MPCs derived from adult and fetal tissues have been proposed as a new therapeutic cell source for the clinical treatment of various diseases (18). In fact, MPCs secrete multiple cytokines and growth factors, that can regulate immune reactions, apoptosis, cell survival and cell proliferation (19). However, the application of these tissue-specific MPCs still have some drawbacks; for example, the harvesting of MPCs demands invasive surgical procedures that may cause severe side effects and the manufacturing protocol for MPCs is difficult to standardize because of donor heterogeneity. Furthermore, MPCs have limited cell growth capacity in culture; therefore, it is difficult to obtain sufficient quantities for clinical use (20–22).

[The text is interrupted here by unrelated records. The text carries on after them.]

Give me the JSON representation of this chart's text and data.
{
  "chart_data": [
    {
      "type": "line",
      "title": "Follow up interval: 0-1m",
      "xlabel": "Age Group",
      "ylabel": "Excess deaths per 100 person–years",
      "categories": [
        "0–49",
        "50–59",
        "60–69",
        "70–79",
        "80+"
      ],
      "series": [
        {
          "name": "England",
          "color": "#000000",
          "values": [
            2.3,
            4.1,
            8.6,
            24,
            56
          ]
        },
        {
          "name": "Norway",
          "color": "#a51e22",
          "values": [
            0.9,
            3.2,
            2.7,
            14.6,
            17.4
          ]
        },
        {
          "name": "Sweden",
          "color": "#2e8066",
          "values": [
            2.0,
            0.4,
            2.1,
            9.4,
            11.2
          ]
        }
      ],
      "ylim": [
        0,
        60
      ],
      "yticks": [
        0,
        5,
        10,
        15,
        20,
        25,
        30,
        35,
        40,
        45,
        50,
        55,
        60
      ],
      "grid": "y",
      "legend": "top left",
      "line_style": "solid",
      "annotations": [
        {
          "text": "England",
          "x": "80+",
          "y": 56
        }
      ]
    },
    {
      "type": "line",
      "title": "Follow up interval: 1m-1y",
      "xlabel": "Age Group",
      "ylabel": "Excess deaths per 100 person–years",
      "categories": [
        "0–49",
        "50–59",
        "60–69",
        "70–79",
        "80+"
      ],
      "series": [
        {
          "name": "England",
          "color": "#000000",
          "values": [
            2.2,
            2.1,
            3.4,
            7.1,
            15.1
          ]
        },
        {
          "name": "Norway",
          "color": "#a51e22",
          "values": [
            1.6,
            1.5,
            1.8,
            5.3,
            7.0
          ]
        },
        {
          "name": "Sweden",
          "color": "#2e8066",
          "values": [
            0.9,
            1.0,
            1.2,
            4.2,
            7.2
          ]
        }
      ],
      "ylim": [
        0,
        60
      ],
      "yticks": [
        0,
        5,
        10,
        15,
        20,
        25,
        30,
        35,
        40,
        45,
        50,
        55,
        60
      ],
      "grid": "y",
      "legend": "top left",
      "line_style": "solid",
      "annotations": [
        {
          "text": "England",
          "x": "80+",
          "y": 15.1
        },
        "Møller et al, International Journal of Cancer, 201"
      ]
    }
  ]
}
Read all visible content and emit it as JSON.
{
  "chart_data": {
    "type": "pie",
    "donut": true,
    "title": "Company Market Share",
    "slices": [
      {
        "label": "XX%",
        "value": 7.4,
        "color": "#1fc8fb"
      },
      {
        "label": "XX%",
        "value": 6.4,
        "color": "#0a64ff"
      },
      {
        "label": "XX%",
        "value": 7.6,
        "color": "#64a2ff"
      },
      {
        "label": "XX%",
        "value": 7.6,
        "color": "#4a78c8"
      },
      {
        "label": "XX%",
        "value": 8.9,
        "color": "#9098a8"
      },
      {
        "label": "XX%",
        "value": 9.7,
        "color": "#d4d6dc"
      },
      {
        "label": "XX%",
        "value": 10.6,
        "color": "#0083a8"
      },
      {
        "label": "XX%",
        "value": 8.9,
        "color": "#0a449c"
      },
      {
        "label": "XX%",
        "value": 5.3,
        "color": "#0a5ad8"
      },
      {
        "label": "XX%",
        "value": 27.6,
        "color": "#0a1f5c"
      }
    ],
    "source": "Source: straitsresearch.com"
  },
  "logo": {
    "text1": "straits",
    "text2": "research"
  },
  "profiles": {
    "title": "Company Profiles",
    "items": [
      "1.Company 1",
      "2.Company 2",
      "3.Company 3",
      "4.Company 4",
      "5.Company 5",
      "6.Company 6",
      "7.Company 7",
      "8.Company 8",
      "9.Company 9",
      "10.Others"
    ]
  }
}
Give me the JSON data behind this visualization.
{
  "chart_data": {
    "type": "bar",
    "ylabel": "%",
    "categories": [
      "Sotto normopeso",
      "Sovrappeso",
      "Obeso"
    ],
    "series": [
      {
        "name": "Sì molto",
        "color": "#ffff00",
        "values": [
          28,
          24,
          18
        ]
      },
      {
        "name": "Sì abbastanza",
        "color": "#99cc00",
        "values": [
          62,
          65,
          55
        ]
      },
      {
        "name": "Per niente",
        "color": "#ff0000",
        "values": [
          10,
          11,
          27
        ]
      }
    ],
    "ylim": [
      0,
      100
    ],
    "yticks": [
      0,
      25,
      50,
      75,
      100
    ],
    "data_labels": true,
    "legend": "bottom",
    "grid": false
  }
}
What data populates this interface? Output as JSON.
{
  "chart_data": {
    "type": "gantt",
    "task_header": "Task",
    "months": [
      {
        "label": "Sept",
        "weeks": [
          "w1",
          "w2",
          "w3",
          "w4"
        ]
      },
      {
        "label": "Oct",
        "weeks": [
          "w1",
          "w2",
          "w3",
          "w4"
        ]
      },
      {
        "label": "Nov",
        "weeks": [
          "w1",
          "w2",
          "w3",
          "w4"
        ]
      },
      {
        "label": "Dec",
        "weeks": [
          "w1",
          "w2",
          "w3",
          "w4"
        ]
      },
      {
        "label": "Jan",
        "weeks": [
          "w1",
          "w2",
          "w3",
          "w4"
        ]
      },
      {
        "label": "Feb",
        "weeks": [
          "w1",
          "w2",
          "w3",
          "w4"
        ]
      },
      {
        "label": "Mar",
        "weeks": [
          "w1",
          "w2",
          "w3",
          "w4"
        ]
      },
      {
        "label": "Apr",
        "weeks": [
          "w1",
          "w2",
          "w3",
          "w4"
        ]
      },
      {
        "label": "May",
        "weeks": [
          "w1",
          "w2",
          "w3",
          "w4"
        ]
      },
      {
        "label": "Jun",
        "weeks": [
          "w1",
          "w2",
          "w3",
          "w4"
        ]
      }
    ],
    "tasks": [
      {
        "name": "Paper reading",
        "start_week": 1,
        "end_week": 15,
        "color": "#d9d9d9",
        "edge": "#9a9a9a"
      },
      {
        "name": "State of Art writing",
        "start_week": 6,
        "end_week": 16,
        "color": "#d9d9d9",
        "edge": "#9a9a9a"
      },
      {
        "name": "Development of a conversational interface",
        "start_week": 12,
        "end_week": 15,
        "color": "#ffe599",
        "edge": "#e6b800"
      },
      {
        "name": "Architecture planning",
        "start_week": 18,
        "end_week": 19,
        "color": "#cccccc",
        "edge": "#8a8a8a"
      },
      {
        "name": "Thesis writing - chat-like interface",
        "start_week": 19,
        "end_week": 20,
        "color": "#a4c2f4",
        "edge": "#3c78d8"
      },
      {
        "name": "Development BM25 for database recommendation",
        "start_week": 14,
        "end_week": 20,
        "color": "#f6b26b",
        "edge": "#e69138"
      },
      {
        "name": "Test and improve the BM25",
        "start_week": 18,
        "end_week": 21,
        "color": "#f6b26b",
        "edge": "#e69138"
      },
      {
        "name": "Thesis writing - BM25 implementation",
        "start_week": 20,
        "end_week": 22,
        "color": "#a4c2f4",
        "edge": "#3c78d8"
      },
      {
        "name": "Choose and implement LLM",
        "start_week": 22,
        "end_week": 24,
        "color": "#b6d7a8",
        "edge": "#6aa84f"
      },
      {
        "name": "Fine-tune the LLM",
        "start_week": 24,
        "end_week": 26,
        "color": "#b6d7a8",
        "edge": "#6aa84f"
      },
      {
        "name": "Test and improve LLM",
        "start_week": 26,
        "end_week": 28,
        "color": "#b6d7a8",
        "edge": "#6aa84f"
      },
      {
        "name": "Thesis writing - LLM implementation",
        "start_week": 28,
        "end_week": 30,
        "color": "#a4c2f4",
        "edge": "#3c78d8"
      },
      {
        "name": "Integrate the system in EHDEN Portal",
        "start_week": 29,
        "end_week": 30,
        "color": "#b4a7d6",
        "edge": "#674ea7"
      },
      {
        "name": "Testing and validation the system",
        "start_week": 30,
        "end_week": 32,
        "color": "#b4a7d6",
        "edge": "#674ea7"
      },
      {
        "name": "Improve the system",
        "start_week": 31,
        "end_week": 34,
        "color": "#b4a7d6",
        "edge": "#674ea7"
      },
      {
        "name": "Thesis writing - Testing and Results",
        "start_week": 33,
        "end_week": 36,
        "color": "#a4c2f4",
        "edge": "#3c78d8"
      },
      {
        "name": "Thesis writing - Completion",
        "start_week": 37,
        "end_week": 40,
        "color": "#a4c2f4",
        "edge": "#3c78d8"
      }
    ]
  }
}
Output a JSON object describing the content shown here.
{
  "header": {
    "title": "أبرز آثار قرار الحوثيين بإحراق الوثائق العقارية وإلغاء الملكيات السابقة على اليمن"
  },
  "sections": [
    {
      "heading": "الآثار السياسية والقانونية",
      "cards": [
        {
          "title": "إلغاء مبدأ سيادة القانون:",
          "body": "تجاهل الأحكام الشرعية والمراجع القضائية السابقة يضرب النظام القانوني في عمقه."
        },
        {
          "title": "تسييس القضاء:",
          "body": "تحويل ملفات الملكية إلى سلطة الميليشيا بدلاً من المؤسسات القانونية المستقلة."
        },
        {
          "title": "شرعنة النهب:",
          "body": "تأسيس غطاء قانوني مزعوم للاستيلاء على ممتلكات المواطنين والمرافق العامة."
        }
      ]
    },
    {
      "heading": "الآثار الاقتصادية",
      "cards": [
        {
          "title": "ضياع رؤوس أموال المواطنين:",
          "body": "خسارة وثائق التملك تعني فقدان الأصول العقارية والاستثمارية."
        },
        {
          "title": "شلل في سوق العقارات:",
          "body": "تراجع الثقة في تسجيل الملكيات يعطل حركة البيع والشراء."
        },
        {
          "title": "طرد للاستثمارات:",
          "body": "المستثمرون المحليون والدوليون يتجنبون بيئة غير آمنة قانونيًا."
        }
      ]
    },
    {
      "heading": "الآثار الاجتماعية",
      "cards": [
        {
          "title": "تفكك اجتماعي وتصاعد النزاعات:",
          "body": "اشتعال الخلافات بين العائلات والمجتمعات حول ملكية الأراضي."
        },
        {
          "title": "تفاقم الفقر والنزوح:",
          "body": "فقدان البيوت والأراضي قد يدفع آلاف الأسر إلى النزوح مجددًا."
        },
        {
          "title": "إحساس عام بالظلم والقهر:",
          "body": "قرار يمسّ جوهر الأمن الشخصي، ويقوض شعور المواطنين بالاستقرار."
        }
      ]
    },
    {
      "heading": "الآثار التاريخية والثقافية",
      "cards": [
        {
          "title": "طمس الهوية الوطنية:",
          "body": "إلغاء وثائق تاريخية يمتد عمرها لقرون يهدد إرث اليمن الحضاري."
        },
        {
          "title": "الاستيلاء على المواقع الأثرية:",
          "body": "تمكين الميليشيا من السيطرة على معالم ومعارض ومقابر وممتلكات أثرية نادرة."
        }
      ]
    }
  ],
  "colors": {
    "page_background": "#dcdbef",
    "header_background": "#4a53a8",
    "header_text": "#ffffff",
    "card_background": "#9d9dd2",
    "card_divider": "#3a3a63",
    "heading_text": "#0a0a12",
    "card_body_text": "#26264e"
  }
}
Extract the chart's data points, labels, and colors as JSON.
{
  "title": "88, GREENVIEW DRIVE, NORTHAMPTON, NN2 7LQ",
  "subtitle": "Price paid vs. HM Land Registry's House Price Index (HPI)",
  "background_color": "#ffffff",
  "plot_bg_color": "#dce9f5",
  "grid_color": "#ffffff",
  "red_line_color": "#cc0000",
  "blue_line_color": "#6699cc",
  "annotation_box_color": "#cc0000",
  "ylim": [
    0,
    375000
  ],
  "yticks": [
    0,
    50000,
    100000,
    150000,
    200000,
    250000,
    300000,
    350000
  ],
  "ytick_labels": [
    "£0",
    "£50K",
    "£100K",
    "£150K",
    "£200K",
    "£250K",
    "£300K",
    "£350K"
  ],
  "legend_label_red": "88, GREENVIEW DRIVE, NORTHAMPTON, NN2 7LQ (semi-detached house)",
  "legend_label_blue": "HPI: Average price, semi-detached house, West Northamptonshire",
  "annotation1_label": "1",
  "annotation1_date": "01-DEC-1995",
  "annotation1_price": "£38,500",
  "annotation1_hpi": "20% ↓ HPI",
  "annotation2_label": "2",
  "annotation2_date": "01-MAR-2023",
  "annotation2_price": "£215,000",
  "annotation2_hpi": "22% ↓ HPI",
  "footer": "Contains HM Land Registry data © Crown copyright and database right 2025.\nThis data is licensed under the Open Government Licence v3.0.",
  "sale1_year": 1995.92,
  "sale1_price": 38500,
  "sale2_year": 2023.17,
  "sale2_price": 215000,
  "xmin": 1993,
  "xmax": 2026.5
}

Recently, human embryonic stem cell-derived MPCs (hESC-MPCs) have been suggested as an alternative source to MPCs owing to their high proliferative capacity and ease of standardization. Our previous studies and many others have demonstrated that MPCs can restore function in models of premature ovarian insufficiency (23–25) and various other diseases (26–28). However, in a middle-aged female model undergoing natural aging, it was not determined whether hESC-MPCs have a beneficial effect on the long-term maintenance of reproductive fecundity and the ovarian reservoir or how their transplantation regulates ovarian function. In the present study, we found that multiple introductions of hESC-MPCs may contribute to preserving ovarian function in perimenopausal female mice by suppressing apoptosis and fibrosis and may maintain oocyte competence and delay reproductive senescence.